The new quantum computer will be a guarantor for the Spanish quantum sector, since it will allow the calculation capacities of the Spanish Supercomputing Network to be extended to the new paradigm of quantum computationgenerating a hybrid effect between supercomputing and quantum.

GMV is also integrated into the project. This technological group, of private capital and an important international presence, has a staff of 3,000 professionals distributed in up to 12 countries. GMV will be in charge of the conventional systems infrastructure and to contribute the necessary networks so that the quantum computer could operate without problem. The company, as assured by its director of the international area of ​​Secure e-Solutions, Jose Maria Legidoleads the Misiones Grandes Empresas CUCO project of the CDTI.
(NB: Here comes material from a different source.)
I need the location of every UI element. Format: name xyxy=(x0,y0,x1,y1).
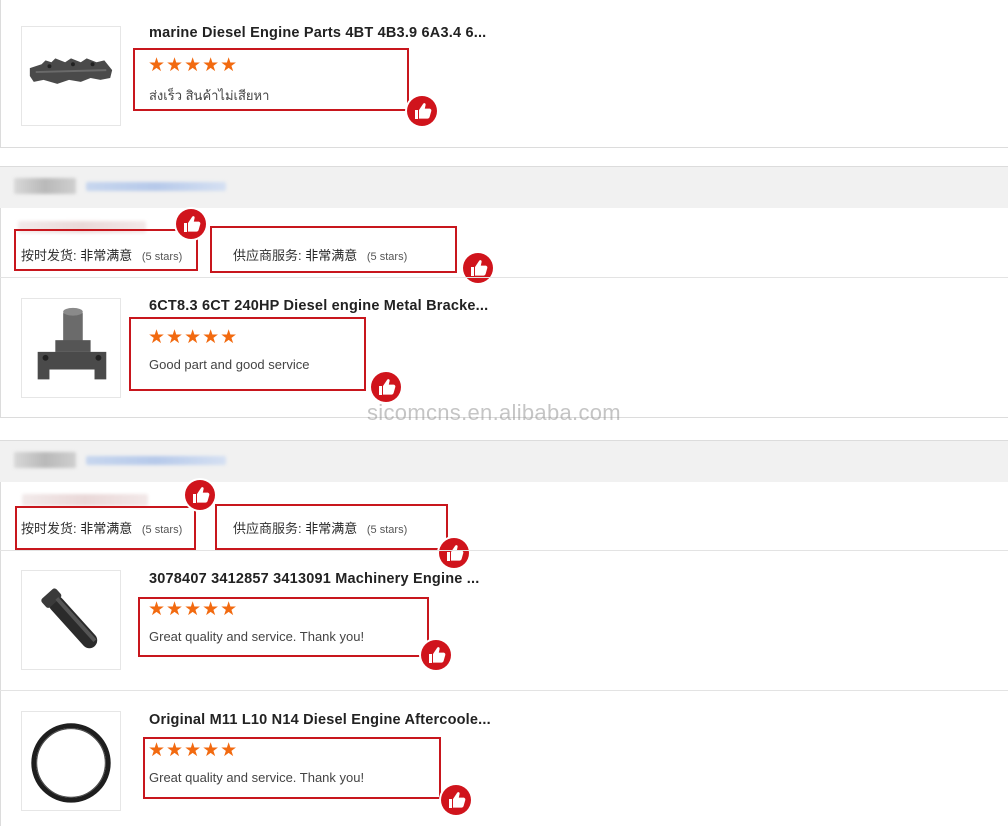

The preferential role of Spain

It was presented as one of the six European countries selected by the European Union supercomputing consortium to host the first EuroHPC quantum computerswhich will mean a investment of 12.5 million euros for the country, which will be 50% co-financed between the EU and the Government of Spain.

In this sense, Carmen Artigas, Secretary of State for Digitization and Artificial Intelligence (SEDIA), has assured that this project represents a very important step to make Spain attractive for talent, investment and technological and industrial development. The country may begin to have a public space with an emerging technologyaligning itself with similar proposals at a European and world level.

Thus, the government plans to invest up to 200 million euros in emerging companies committed to national quantum development. It will also allocate 40 million additional euros intended for training seven million euros to the acquisition of quantum simulators developed by HP and five million euros more to programs that facilitate the access of companies to the sector.

Since October 2021, the date on which the Council of Ministers approved the start-up of the Quantum Spain project (with a financial support of 22 million euros), Spain has hoped to become a reference in quantum supercomputing. And that’s how he worked to build a 20 qubit quantum computer hosted at the BSC.

By the end of 2022, the Galician Supercomputing Center (CESGA) announced that before the end of the year it would have a quantum computer made by Fujitsu and what will it cost €14 million.